Figure 4. Abnormal expression of synaptic and autism-related proteins in CUL3 deficient brains.

Figure 4.

(A) Schematic workflow of quantitative proteomic analysis. Proteomic data were obtained from pooled hippocampus and cortex. n = 3–4 mice for each group (P14, male).

(B) Heat maps of DE proteins in GFAP-Cul3f/+ and GFAP-Cul3f/f brains samples, compared with Cul3f/+ brains.

(C) Volcano plot for DE proteins (116 upregulated, 219 downregulated) in GFAP-Cul3f/+ (heterozygous) brain samples, compared with Cul3f/+ brains. Green and orange dots indicate statistically DE proteins.

(D) Volcano plot for DE proteins (552 upregulated, 914 downregulated) in GFAP-Cul3f/f (homozygous) brain samples, compared with Cul3f/+ brains. Green and orange dots indicate statistically DE proteins.

(E) GO enrichment analysis of DE proteins. DE proteins were enriched in biological processes including ‘SNARE complex disassembly’, ‘Synaptic vesicle localization’, ‘Mannosylation’ and ‘CNS projection neuron axonogenesis’. Full results of the analysis are presented in Supplementary Figures. 8A and 8B.

(F) Proteins upregulated in both GFAP-Cul3f/+ and GFAP-Cul3f/f mice brains.

(G) Representative blots for cortical tissues collected from P14 Cul3f/+ and GFAP-Cul3f/+ and GFAP-Cul3f/f mice.
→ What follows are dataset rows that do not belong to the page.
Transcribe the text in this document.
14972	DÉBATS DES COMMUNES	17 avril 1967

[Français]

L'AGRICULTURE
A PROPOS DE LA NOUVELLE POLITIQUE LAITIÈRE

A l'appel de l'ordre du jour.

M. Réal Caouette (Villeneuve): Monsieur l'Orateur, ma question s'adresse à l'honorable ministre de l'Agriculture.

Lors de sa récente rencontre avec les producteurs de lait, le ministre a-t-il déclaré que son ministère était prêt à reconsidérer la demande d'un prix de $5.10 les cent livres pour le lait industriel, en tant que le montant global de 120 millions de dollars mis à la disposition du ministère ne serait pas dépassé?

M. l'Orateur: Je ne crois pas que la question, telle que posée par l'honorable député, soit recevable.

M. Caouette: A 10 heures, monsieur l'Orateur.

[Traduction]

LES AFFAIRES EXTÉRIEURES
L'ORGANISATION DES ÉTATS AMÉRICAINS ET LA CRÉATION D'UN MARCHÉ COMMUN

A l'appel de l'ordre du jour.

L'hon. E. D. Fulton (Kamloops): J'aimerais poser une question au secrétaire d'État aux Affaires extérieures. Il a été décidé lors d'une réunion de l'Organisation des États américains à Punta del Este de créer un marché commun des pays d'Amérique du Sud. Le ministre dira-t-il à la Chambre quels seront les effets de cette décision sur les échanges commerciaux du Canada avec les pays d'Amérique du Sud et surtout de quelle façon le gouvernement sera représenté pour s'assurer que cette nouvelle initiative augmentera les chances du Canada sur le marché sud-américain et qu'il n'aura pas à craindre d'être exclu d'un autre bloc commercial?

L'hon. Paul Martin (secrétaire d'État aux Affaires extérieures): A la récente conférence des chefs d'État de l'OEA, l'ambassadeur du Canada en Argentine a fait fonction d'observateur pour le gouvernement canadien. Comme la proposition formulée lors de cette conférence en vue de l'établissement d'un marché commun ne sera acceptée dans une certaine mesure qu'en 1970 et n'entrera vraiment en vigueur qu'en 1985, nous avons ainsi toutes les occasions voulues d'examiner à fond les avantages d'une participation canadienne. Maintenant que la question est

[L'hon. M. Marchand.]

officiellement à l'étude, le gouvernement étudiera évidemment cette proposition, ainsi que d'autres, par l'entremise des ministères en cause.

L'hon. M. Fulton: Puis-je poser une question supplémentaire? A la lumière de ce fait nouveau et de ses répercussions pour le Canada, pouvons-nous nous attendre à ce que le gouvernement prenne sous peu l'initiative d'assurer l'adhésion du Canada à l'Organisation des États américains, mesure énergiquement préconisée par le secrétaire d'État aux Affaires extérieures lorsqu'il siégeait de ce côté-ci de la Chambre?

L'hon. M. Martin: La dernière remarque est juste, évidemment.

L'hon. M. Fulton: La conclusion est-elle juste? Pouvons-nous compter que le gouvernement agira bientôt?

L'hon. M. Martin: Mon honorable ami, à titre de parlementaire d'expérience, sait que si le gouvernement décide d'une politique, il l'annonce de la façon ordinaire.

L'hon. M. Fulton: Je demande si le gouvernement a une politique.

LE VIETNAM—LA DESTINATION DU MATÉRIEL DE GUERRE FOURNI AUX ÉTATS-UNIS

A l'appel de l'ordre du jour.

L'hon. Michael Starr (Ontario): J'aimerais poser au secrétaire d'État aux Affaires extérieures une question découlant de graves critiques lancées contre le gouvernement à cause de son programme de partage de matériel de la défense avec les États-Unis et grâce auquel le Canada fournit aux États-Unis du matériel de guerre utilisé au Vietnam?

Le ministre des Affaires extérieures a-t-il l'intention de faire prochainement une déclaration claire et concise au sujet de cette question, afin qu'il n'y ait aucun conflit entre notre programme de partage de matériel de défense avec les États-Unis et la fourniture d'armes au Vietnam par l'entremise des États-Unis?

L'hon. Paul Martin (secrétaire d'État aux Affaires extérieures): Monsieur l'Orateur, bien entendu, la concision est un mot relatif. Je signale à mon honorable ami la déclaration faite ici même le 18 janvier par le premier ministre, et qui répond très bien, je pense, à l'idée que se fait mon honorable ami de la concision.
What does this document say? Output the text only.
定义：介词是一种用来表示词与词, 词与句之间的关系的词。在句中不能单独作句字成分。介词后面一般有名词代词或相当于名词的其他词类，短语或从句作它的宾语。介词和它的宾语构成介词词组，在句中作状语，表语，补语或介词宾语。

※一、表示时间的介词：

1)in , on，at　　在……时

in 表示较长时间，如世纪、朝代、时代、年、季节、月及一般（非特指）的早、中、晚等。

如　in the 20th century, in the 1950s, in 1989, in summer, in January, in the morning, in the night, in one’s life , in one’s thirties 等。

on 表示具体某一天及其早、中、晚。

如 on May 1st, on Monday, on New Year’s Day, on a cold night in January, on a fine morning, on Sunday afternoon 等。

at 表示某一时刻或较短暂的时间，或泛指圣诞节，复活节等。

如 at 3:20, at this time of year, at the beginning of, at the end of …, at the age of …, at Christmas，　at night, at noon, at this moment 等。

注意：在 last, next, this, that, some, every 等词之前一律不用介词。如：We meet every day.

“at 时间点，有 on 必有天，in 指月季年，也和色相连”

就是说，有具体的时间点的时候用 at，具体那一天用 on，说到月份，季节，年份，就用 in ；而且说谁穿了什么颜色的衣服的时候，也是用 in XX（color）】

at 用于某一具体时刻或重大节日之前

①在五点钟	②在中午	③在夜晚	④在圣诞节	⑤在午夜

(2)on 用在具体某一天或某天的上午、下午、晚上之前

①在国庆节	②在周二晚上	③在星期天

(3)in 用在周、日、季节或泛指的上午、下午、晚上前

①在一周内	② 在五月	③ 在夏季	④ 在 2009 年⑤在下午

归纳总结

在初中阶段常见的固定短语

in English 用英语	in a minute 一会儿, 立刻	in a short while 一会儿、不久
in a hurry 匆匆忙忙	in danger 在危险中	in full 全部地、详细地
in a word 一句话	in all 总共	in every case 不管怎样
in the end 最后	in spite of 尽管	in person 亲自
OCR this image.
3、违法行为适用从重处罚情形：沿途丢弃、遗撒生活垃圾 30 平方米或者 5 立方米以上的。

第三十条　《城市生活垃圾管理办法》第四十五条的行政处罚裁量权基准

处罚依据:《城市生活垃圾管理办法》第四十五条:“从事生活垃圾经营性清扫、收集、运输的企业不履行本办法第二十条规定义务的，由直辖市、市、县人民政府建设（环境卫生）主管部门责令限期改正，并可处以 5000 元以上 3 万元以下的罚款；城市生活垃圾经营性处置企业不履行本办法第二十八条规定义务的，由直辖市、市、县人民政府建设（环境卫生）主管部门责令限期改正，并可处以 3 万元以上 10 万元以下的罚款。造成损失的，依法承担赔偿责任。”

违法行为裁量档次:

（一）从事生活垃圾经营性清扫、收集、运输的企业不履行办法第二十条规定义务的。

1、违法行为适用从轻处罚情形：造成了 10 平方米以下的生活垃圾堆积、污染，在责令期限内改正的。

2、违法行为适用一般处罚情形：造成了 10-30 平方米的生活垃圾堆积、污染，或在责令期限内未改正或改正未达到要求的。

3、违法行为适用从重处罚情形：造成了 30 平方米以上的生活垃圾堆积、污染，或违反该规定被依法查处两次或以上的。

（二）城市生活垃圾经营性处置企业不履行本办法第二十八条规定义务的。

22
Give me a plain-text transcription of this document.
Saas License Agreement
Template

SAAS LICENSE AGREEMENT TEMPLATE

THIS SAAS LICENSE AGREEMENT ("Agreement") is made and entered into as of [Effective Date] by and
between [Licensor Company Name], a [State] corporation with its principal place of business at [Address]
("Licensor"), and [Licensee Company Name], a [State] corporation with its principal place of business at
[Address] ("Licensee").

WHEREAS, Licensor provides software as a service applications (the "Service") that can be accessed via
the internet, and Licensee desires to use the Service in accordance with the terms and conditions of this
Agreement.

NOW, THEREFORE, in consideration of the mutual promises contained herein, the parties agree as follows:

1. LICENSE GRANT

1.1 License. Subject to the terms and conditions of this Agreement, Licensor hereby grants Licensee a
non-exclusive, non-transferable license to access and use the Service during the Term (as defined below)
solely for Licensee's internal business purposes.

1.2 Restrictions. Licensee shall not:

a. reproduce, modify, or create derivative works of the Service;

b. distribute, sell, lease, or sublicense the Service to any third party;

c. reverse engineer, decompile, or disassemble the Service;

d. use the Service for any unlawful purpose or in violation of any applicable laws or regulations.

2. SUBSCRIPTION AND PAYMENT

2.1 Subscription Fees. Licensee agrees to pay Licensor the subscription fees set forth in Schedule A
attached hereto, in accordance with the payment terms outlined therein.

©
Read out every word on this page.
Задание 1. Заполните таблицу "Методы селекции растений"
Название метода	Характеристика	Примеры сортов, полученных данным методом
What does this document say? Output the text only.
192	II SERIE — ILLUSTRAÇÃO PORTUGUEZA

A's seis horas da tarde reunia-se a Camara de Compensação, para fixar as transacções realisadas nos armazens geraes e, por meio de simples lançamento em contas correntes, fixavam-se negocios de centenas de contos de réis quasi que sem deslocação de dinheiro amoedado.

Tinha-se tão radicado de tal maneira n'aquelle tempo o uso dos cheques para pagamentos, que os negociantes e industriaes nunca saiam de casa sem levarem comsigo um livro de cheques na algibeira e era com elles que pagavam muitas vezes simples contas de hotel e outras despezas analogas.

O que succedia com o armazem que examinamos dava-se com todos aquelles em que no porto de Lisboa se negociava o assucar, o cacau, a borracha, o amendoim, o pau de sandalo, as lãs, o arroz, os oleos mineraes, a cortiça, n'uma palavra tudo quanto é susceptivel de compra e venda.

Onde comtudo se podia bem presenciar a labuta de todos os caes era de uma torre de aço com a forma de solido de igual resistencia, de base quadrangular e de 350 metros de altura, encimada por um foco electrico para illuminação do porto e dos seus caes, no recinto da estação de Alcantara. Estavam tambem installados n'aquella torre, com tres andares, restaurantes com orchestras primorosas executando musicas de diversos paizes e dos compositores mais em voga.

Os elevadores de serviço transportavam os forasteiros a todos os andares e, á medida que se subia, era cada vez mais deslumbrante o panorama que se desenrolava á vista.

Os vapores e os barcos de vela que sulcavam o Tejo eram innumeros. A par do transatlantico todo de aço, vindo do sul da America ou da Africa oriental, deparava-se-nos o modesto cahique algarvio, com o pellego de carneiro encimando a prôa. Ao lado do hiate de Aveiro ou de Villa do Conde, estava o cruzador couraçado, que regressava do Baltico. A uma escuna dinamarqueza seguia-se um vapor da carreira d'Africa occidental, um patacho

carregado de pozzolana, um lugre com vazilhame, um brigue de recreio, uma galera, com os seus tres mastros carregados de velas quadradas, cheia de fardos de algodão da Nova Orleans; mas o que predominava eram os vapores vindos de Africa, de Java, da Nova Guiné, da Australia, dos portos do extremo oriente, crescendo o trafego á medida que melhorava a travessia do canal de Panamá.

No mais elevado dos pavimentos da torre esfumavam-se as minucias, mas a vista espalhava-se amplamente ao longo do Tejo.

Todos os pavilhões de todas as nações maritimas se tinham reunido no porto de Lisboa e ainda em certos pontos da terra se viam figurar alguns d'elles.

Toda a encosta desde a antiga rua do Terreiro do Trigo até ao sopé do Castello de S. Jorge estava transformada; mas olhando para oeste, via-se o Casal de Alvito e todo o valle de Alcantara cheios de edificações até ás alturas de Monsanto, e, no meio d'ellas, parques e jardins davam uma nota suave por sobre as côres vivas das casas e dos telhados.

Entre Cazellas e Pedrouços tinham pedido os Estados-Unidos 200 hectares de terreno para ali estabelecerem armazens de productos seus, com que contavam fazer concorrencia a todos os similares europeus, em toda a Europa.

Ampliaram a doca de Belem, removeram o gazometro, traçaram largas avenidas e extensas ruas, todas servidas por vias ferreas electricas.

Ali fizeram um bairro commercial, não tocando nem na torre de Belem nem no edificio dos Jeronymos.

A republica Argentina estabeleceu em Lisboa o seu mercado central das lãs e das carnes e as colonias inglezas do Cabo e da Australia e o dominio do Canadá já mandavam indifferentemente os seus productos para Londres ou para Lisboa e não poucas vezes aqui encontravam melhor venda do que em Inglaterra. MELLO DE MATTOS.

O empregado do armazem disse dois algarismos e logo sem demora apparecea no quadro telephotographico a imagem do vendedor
(H) Quantification analysis of data in (H). Band densities of interested proteins were normalized by the loading control GAPDH; values of control mice were taken as 1; n = 6 mice per each genotype; eIF4G1, Cul3f/+ (1.01 ± 0.15) vs GFAP-Cul3f/+ (1.59 ± 0.14), p = 0.0458; Cul3f/+ vs GFAP-Cul3f/f (1.71 ± 0.3), p = 0.0319; CUL3, Cul3f/+ (1.02 ± 0.11) vs GFAP-Cul3f/+ (0.58 ± 0.07), p = 0.0012, Cul3f/+ vs GFAP-Cul3f/f (0.18 ± 0.03), p < 0.0001; One-way ANOVA followed by Tukey’s post hoc test.

(I) Increased association of eIF4G1 with eIF4E proteins in GFAP-Cul3f/f mice, compared with Cul3f/+ mice. Hippocampus lysates were incubated with mouse eIF4E antibody and immunoprecipitates were probed for eIF4G1.

(J) Increased Cap-dependent translation in DIV14 GFAP-Cul3f/+ and NEX-Cul3f/+ neurons as measured with SUnSET.

Data were shown as mean ± SEM. *p < 0.05, **p < 0.01, ***p < 0.001; ns, no significant difference.